Interest rates on deposits in Lithuania currently are extremely low. When placing one-year term deposits in major banks of Lithuania, the interest is less than half per cent. The fact that depositors indirectly purchase the deposit insurance services from the state contribute to the low interest rates – to purchase compulsory deposit insurance, the banks pay to the state company “Deposit and Investment Insurance” amounts similar to the existing interest rates. Currently, the deposit insurance rate for banks is 0.45 per cent, for credit unions 0.2 per cent.
Firstly, when we have this insurance the risk and the credit institution’s credibility becomes of secondary importance to the citizens. In order for the people to make appropriate and informed choices, they must feel not only the benefits of good decisions, but also the harms of the bad ones. However, the State deposit insurance ensures that no matter to what credit institution the deposit will be placed, it will be recovered with interest rates of up to 100 000 euros. One of the key principles of the market – responsibility for your decisions – disappears.
Secondly, deposit insurance distorts not only the motivation and behaviour of depositors, but also affects the credit institutions themselves. Over the period 2012-2014, four credit unions went bankrupt in Lithuania. The Ministry of Finance and the Bank of Lithuania are actively talking about the need to change the regulation of credit unions in Lithuania. And, according to the Bank of Lithuania, the disinterest in evaluating the risks of the credit union and in participation in their management (to make a deposit, one must become a member of the credit union) results in irresponsible activities of some of the credit unions.
The desire to have fewer insolvencies and stability is welcome. However, the stability of the market should not arise from the fact that no one goes bankrupt, but from the fact that if someone goes bankrupt, the one to suffer is the one who makes the bad decisions.
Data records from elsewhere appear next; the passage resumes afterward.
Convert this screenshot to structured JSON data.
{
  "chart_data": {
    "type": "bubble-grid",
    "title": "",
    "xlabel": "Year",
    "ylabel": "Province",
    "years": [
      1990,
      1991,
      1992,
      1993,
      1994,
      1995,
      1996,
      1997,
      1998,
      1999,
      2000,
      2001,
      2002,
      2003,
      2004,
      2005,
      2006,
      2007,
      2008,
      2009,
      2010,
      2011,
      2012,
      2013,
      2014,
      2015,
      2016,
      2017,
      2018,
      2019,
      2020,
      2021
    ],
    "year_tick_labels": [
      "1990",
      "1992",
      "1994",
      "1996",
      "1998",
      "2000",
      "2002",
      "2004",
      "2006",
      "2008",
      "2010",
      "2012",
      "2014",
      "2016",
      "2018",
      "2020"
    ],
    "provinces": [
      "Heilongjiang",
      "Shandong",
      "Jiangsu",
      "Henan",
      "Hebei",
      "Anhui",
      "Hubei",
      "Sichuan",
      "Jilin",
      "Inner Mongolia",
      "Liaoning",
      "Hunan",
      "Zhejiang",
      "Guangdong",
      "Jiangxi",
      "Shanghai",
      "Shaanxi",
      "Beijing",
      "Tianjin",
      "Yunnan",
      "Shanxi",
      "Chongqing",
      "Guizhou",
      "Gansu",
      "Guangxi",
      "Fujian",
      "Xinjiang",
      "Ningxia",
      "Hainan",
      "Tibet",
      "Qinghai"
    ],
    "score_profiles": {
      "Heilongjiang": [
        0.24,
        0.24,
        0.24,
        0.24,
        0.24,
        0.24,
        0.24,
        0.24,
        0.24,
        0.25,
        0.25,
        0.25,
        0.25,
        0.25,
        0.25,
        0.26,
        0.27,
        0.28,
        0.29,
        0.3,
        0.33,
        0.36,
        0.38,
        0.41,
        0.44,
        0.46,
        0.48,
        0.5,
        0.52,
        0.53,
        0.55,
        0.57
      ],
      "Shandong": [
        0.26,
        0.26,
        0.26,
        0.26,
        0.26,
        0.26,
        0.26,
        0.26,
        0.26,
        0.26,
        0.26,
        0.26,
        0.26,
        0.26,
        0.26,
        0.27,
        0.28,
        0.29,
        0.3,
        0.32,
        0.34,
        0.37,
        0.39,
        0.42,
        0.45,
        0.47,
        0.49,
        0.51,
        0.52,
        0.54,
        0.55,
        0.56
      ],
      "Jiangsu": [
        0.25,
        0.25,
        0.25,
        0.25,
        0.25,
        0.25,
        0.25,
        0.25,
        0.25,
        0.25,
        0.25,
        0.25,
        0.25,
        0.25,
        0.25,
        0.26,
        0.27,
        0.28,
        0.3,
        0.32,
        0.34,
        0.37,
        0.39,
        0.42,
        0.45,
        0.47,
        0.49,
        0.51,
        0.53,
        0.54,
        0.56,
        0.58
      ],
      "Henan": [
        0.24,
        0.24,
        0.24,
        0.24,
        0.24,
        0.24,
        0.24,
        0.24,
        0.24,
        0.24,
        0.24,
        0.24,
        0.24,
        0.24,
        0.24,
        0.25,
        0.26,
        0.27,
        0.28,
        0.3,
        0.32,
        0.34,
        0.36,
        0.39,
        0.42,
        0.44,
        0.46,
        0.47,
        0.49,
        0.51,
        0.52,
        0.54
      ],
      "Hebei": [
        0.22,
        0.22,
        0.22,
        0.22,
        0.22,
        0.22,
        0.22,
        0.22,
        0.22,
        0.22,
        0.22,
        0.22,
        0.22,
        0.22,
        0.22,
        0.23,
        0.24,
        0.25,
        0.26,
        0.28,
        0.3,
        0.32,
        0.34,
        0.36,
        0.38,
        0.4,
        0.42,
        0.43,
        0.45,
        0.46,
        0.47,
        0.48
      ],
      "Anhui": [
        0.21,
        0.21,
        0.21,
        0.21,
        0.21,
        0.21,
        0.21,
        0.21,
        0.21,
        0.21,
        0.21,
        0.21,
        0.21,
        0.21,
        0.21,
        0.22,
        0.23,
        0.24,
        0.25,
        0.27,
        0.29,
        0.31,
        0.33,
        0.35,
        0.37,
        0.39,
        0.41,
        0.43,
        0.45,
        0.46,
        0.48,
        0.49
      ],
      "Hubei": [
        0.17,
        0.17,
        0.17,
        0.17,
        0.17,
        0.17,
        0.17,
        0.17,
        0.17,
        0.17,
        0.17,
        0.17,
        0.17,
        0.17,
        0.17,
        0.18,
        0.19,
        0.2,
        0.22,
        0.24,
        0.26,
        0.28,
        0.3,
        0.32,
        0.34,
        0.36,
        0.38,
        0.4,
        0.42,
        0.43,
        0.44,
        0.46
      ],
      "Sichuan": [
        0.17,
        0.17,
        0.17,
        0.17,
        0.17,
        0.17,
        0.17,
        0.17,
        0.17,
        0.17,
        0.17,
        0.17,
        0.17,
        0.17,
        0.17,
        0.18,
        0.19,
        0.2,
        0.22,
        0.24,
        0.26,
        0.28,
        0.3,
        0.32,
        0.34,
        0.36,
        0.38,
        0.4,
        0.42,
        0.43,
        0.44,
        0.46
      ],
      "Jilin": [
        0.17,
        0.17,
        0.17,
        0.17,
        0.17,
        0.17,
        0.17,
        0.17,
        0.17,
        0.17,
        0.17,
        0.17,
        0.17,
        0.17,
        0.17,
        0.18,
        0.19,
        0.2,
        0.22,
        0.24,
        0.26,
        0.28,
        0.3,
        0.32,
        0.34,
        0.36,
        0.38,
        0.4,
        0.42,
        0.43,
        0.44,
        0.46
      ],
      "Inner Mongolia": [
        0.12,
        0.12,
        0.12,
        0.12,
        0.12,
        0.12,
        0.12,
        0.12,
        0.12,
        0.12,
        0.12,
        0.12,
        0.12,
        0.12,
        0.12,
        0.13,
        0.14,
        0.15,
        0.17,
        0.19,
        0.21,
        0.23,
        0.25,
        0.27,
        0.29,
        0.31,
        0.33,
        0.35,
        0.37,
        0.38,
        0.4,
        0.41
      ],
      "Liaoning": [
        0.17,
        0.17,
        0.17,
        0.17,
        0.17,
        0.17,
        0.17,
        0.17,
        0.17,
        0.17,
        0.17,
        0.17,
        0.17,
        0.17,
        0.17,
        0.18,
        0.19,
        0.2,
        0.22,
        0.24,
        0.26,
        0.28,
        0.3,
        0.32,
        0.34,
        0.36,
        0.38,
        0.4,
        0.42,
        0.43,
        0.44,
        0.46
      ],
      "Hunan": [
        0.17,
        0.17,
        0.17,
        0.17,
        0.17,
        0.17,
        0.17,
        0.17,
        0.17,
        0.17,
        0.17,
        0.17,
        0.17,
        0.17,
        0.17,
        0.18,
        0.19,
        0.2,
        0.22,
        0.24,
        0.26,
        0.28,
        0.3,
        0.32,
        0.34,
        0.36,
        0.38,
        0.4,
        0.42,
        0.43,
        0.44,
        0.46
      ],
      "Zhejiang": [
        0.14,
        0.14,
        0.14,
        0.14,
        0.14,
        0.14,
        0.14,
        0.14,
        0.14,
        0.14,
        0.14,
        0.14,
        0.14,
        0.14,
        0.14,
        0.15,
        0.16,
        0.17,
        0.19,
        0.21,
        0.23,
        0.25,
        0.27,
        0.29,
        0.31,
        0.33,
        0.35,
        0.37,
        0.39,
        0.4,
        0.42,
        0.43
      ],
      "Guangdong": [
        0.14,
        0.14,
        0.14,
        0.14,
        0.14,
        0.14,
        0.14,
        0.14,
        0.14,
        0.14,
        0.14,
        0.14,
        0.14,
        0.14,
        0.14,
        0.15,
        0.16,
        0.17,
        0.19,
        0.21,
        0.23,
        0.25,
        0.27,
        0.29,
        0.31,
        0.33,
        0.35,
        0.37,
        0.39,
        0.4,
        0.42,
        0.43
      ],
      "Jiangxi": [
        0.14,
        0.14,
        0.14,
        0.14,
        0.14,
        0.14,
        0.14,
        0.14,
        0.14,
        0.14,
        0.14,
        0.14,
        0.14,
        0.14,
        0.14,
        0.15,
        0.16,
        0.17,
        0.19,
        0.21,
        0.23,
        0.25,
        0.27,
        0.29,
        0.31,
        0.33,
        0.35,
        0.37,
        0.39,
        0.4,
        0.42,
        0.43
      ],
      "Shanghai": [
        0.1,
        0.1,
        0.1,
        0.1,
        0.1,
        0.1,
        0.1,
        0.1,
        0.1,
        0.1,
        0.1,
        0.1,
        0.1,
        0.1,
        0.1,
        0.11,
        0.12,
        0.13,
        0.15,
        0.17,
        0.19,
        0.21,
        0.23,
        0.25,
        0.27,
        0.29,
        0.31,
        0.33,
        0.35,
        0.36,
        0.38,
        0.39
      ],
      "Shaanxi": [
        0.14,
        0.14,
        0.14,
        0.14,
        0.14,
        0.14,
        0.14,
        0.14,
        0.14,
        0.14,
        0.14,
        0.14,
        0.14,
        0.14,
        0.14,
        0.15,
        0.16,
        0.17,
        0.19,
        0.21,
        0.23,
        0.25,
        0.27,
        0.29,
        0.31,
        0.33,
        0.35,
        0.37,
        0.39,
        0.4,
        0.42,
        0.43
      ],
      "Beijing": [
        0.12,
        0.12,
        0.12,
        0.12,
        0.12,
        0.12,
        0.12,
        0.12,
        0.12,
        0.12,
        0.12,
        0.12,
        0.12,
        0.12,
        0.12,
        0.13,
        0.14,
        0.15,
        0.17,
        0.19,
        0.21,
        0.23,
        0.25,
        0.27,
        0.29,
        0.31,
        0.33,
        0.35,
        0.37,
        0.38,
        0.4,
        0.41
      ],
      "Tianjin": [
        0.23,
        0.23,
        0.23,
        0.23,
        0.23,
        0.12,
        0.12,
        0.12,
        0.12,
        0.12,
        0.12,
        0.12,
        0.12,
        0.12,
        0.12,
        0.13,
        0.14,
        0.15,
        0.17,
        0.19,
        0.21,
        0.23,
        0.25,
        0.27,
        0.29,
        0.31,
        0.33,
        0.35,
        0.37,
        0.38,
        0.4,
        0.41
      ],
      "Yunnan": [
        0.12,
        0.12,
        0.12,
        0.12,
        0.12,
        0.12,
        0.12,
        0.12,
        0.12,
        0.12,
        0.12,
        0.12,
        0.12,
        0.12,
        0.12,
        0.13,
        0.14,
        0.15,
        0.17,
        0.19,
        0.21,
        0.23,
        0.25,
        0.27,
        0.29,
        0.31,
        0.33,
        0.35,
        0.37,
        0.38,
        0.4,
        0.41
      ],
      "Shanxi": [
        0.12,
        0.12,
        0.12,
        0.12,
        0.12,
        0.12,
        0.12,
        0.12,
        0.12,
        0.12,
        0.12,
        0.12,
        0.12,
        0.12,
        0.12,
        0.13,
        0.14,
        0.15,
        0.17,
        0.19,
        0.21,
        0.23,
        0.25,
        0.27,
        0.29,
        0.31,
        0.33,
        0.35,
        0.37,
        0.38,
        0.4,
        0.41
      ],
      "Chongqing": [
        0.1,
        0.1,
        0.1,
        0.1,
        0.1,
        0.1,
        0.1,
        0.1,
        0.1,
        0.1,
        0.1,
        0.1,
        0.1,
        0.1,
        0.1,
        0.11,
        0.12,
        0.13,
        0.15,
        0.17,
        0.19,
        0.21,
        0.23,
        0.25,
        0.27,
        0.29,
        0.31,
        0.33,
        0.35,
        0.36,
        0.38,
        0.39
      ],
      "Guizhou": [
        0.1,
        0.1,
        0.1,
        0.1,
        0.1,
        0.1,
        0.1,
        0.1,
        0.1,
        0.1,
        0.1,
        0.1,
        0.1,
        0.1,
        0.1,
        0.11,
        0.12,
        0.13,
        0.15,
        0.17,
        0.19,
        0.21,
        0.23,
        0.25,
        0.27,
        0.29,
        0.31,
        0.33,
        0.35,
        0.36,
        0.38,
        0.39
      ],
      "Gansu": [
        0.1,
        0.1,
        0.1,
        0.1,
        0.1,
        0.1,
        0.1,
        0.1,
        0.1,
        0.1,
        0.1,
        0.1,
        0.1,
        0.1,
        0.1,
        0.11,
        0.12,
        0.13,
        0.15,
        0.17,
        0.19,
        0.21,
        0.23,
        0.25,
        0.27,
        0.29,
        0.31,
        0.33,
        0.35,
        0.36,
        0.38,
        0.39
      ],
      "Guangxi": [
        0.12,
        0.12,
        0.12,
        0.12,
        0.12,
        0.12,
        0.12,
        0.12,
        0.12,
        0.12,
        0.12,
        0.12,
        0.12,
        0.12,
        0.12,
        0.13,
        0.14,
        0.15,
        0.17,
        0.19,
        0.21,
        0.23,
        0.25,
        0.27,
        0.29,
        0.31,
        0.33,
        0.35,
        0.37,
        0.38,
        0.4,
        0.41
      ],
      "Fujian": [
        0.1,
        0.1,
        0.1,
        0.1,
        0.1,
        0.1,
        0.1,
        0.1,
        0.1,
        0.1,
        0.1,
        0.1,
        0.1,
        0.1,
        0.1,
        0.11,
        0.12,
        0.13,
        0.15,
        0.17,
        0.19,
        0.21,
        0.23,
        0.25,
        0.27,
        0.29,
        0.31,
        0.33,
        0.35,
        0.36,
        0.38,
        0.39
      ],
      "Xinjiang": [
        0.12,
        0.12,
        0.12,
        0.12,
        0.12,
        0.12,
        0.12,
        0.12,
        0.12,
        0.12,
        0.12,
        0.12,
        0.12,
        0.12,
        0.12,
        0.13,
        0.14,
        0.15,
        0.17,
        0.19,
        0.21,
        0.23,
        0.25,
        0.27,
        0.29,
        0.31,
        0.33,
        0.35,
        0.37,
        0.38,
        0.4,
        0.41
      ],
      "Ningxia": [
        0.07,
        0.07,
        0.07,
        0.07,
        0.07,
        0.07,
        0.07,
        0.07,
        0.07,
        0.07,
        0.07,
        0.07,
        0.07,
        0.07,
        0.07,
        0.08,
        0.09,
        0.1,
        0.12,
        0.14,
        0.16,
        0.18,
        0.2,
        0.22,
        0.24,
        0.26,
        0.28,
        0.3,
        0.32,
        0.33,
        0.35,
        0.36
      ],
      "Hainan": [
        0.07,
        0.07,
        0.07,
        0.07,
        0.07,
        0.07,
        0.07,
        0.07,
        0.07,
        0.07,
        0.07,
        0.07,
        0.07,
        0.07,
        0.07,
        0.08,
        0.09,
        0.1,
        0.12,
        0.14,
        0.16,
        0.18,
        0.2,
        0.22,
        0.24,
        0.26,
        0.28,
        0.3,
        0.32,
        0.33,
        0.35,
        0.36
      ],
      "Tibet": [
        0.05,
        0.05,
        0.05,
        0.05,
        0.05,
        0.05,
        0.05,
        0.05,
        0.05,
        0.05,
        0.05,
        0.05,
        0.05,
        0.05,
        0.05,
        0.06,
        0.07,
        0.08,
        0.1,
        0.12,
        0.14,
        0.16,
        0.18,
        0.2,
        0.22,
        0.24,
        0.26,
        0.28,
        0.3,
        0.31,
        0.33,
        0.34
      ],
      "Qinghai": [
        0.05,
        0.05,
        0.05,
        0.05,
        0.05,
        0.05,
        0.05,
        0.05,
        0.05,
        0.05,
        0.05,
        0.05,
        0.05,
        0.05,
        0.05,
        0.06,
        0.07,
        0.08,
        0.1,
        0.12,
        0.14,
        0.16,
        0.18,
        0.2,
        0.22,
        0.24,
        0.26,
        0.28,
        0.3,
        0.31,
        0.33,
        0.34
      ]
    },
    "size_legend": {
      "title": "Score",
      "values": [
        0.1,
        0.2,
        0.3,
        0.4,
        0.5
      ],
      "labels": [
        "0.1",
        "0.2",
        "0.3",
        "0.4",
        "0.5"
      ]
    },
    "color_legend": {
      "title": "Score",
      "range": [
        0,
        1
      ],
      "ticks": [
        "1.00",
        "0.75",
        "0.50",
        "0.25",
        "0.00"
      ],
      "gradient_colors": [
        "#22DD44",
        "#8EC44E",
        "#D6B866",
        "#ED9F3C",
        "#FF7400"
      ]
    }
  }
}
Trying to ensure stability through regulation and limitation of liability causes many negative consequences and harmful incentives. The security the state deposit insurance guarantees and the reduction in the systematic risk of the banks it offers are often observed and emphasized. What are left out, however, is the distorted incentives of people and financial institutions, personal losses to the taxpayers and, as a consequence of these losses, the ever-increasing desire to regulate the financial sector even more. When the regulation is most stringent, it is harder to abide, which means less competition, leading to more expensive services and lower deposit rates.